Ecological interpretation
In our estuarine dataset, the main questions were:
Free-living vs. particle-attached (FL vs. PA): PA networks consistently showed higher modularity and a higher positive:negative edge ratio, consistent with the idea that particle surfaces act as concentrated resource patches where syntrophic or facilitative interactions dominate. FL communities showed more competitive structure (more negative edges, lower modularity).

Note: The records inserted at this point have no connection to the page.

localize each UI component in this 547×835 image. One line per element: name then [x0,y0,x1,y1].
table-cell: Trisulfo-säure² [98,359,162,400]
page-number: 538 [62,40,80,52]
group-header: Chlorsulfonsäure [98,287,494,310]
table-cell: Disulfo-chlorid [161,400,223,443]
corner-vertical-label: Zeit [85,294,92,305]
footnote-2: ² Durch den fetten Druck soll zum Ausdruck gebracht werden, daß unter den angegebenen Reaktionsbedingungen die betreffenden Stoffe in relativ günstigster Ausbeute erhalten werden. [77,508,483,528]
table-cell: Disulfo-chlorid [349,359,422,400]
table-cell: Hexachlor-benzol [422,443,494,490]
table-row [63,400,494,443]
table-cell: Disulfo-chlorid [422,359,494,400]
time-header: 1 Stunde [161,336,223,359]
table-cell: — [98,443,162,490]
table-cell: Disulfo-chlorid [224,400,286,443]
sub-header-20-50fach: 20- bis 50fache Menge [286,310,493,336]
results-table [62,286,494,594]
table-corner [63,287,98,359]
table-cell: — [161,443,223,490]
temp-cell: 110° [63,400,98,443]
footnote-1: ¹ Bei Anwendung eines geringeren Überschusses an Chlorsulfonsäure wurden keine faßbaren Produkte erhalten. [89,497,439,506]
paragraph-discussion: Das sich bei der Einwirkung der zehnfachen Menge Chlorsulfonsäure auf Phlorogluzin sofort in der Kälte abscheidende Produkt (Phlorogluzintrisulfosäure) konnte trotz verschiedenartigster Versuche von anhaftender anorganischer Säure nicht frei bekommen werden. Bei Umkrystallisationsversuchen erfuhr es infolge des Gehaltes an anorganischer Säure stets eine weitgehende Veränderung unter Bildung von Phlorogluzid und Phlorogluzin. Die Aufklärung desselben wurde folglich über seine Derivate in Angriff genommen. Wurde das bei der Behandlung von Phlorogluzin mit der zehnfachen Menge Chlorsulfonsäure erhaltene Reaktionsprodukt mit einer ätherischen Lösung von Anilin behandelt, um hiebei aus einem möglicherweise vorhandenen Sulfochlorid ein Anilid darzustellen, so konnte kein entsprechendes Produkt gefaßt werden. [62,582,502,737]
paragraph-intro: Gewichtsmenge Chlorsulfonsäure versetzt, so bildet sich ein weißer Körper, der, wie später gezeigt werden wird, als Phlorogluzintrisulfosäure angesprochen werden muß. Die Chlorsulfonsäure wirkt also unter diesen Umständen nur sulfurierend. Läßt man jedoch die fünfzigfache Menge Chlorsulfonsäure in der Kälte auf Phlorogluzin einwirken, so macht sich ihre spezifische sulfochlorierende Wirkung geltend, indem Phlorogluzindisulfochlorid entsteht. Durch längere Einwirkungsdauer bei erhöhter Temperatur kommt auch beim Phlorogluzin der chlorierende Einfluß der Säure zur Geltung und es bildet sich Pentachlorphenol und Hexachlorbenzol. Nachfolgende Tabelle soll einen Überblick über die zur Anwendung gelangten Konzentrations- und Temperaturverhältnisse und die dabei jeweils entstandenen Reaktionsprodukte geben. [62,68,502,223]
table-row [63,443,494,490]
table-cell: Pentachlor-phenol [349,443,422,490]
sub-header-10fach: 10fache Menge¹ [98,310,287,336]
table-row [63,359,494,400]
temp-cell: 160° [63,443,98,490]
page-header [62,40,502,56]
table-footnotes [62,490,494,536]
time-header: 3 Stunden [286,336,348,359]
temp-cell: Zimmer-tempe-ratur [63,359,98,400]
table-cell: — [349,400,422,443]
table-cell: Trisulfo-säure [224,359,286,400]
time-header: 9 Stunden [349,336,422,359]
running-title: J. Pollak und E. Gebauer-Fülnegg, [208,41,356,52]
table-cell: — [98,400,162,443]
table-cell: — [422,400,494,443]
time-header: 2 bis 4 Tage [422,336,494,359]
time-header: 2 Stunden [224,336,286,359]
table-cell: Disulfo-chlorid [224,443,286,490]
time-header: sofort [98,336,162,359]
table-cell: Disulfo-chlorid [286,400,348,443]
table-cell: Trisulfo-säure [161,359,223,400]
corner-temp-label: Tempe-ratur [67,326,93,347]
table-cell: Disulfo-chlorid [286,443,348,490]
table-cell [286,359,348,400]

Bay comparison (CP vs. DE): Delaware Bay networks showed stronger salinity-correlated module structure, reflecting its stronger salinity gradient compared to Chesapeake Bay.
Keystone taxa: Connector nodes identified by Zi-Pi analysis were enriched in Planktomycetota and Bacteroidota — phyla known for their roles in particle degradation and cross-ecosystem carbon cycling.
This workflow uses R packages NetCoMi, igraph, tidygraph, ggraph, microeco, and patchwork. Data: 36 estuarine metagenomes from Chesapeake and Delaware Bay. Genomes: 1,000 reference genomes from GTDB r220.